I allowed my mind to take a retrospective glance at the year when one of our oldest black churches was established in Rome, Georgia. My glance also took me back to the turmoil that was happening in this country at that time, especially in the state of Georgia. During the years 1860-1865, this country was in turmoil and many years after that the division got worse. The country was turned upside down by the battle over to have or not to have slaves. Georgia was the fifth state to leave the Union over that issue and the reelection of Abraham Lincoln as President of the Union, meaning Georgia was not in the Union when the Emancipation Proclamation was signed by Abraham Lincoln on Jan. 1, 1863. Our state had seceded in 1861, which helps us as Georgians to understand why those who call for reconciliation are having such a tough time getting a majority of Georgians to understand that we have no option at this point in time but to go forward from here to be our better selves as Georgians or, as First Lady Melania Trump calls it, our “Be Best” self.

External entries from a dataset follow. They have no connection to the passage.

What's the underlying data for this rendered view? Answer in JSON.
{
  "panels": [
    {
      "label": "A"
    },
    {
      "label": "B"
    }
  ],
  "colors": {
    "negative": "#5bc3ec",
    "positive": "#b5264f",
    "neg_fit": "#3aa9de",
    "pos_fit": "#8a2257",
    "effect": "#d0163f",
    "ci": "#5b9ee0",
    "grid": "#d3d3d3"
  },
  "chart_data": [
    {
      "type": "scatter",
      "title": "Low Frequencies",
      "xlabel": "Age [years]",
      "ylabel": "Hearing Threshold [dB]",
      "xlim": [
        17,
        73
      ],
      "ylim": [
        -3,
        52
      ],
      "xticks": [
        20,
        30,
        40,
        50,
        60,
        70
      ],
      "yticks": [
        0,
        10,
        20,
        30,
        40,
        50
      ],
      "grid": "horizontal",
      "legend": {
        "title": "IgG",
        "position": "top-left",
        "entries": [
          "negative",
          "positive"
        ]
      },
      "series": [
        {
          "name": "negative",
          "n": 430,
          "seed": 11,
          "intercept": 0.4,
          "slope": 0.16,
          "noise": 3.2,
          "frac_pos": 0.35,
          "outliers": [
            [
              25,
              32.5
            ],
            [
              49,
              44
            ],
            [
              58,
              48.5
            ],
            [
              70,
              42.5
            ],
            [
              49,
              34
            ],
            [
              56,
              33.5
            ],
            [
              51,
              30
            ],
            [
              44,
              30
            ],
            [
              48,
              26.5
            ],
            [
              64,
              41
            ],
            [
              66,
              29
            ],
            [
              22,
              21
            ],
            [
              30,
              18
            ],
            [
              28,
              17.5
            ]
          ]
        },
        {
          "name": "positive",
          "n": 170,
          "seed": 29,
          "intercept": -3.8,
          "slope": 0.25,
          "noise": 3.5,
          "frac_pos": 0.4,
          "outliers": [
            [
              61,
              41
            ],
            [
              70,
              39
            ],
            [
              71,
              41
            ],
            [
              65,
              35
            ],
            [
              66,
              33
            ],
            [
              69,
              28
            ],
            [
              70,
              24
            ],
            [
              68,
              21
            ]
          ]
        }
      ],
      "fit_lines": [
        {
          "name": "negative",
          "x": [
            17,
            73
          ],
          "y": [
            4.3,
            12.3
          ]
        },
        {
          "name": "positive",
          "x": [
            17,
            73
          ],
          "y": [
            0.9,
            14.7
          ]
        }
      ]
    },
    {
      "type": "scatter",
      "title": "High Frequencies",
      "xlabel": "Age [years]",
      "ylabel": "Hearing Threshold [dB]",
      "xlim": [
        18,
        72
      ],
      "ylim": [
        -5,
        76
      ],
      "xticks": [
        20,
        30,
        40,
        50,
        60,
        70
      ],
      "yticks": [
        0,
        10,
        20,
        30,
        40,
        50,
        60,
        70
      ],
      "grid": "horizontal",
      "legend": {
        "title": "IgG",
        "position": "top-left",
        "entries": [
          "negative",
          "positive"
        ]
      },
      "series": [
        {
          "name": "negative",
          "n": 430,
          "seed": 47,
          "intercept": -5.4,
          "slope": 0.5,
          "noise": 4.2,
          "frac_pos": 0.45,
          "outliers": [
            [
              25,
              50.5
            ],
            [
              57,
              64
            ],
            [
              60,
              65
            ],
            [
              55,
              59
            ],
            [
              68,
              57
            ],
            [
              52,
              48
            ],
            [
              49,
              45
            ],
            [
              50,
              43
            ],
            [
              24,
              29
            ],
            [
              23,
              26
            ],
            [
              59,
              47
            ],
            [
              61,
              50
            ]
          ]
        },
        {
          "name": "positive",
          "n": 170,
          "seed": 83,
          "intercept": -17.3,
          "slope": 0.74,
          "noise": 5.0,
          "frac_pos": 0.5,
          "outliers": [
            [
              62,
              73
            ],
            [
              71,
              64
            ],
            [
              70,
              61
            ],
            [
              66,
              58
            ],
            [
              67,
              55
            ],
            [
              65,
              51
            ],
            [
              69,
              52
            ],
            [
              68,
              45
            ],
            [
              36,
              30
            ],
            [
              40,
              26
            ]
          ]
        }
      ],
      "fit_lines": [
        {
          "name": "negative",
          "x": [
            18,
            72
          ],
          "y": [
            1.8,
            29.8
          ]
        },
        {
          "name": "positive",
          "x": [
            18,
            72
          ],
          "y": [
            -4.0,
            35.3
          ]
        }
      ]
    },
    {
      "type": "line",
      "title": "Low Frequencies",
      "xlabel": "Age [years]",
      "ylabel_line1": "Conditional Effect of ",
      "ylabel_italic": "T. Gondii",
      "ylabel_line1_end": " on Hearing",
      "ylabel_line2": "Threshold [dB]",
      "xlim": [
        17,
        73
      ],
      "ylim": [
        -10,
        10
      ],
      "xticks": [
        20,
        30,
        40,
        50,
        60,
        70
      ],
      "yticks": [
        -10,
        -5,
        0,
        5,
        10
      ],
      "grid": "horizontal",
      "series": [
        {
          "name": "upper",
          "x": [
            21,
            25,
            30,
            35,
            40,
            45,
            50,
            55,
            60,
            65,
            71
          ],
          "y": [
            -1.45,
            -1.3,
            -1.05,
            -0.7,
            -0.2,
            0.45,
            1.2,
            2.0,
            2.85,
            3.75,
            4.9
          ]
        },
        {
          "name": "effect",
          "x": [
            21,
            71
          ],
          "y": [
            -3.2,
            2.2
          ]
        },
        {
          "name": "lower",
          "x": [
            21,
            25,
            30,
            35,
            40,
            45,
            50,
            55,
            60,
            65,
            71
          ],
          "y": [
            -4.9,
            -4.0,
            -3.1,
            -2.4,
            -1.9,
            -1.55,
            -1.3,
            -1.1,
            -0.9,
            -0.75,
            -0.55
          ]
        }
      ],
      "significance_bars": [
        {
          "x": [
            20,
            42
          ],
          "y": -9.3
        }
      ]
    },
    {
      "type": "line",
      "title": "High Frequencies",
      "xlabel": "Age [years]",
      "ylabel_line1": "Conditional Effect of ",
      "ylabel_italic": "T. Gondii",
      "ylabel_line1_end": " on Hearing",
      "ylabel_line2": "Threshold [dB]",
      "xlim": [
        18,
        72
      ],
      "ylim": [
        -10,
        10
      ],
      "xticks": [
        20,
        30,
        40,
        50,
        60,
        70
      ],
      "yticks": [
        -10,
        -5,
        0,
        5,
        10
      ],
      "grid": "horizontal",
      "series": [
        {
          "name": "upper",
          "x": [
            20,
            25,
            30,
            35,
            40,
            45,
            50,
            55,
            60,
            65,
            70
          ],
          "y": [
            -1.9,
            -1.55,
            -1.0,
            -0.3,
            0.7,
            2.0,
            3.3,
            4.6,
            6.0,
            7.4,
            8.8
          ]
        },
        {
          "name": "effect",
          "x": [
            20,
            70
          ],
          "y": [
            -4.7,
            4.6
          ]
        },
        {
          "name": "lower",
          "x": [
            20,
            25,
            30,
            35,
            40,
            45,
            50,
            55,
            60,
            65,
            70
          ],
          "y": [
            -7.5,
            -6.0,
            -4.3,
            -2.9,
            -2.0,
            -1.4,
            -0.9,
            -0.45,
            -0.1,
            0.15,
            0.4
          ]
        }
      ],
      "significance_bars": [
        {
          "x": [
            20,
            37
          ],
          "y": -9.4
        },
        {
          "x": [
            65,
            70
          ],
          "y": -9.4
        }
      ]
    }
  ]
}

In 1861, Fort Sumter was occupied by Union troops and fired on for 33 straight hours with 4,000 shells by Confederate troops, officially starting the Civil War. This war was the beginning of the bloodiest war ever in United States history, and yet in the midst of all the anxious, anti-peace thinking, back at the ranch some black Christians in the Rome, Georgia, community were feeling hopeful and faithful. They must have felt as the Israelites did after being brought into captivity by the Babylonians. “Then, we do well to sing the songs of Zion even in a strange land, glorifying God for what He has accomplished for us through Jesus Christ the Lord!”*

Thankful Missionary Baptist Church was established in 1863 when the war was at its highest levels of destruction. Destruction was taking place from New York riots to the battles of Chickamauga and Chattanooga. In the middle of all the rage and hate and division existing between families and friends and especially the races, a group of blacks, with the behind-the-scenes help of whites, established their own house of worship. They no longer had to worship in someone else’s church or in the bush arbor.

When I first connected with Thankful in the 90s, the members continued to look to First Baptist Church with thankful hearts as the place that allowed blacks to worship in their sanctuary even if they were segregated. Just that small gesture gave hope to a people who had been looking for hope. These blacks were now ready to, “Sing a song full of the faith that the dark past has taught us, Sing a song full of the hope that the present has brought us; Facing the rising sun of our new day begun, Let us march on till victory is won.” These blacks were made to realize that God will always make available believers and followers who will attempt to live out God’s plan for us His people.

The church is celebrating its 163rd anniversary this month. As the present day members look back and realize that these black church leaders traveled the road as described in one of the most uplifting songs of our past, lift every voice and sing, “Stony the road we trod, bitter the chastening rod, Felt in the days when hope unborn had died.”

The many events in 1863 were tragically devastating for the country and yet a bright beginning for a thankful and faithful people. That was a paradoxical year for America and Georgia. Let us not forget that in January of that year Abraham Lincoln signed the Emancipation Proclamation, freeing a portion of the enslaved blacks in this country. The signing of the Emancipation Proclamation was like pouring fuel on an already burning gasoline fire, so it was in the same year that this church was founded the fire of hate burned out of control as the war raged on. Still, there was much to celebrate. These leaders decided not to hang up their harps on the willow. These men and women were weeping as they remembered Zion, but they still had a church in the wilderness. They must have remembered the words below from one of the songs that helped them to keep the faith. “God of our weary years, God of our silent tears, Thou who hast brought us thus far on the way; Thou Who hast by Thy might, led us into the light, Keep us forever in the path, we pray.”

Yes, we have a reason to celebrate in the midst of the storm, because we have a God who is still able to say, “Peace, be still and something will happen.”

*From Psalm 127: 3-4, with “Jesus Christ the Lord” taking the place of “YHWH.”

Willie Mae Samuel is a playwright and a director in Rome.